CBOR bytes representation clarifies it:
82 # array(2)
D8 18 # tag(24)
58 4A # bytes(74)
83581CE7FE8E468D2249F18CD7BF9AEC0D4374B7D3E18609EDE8589F82F7F0A20058208200581C240596B9B63FC010C06FBE92CF6F820587406534795958C411E662DC014443C0688E00
1A 6768CC86 # unsigned(1734921350) -> CRC32Now we have to encode FA into Base58 format.
Cardano SL uses Bitcoin Base58-alphabet. The result is:
AL91N9VXRTCypFouG2KjJvJuvKmUC4p3XcpHnYETWRG5HJVpi2ixeN1nG5EWtbJCH71YjzhqHKcsmmPYGRjy8nHDe2i17BEf9hTqDDLmcFVbHxx1GW9This is an address in its final form.
Use Case 2: Transaction Fee
Transaction fees in Cardano SL are described here.

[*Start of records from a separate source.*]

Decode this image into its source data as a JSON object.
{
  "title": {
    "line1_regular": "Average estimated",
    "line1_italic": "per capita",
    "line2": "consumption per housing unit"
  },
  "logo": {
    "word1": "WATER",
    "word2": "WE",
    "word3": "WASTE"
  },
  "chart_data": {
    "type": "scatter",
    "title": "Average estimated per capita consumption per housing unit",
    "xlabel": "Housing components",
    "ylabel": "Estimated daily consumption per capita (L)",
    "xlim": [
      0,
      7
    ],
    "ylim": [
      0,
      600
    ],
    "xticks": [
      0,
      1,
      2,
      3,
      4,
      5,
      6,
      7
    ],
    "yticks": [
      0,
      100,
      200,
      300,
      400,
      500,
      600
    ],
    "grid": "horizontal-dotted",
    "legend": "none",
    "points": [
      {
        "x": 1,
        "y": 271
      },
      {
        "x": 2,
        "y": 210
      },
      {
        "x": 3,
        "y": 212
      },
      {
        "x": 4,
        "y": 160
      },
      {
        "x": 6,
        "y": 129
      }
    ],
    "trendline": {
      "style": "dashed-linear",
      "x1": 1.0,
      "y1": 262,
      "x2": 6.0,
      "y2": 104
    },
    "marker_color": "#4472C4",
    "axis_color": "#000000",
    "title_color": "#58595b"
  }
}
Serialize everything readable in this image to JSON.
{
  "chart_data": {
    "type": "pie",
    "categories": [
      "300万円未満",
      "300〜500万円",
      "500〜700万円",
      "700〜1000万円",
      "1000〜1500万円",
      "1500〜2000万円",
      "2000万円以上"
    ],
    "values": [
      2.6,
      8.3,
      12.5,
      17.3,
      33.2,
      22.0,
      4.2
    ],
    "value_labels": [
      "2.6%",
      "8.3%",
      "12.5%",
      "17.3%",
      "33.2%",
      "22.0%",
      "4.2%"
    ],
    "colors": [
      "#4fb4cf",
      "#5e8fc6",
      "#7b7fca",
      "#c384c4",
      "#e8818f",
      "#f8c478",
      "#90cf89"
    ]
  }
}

Let’s consider the transaction from the use case 1:
Tx bd1b9526 with
inputs [
TxInUtxo e981442c #17306
],
outputs: [
TxOut 15597252095955044 coin(s) -> AL91N9VXRTCypFouG2KjJvJuvKmUC4p3XcpHnYETWRG5HJVpi2ixeN1nG5EWtbJCH71YjzhqHKcsmmPYGRjy8nHDe2i17BEf9hTqDDLmcFVbHxx1GW9
]Transaction fee is a difference between Vi and Vo, where Vi is a value of all
inputs and Vo is a value of all outputs. There is a single output, so we already have
Vo: 15597252095955044 Lovelaces. But we don’t have Vi, because this value is defined
in previous transaction’s output (in this example it is an output #17306 of the
transaction e981442c). So it is impossible to extract the fee from transaction bd1b9526
without knowledge about (previous) transaction e981442c.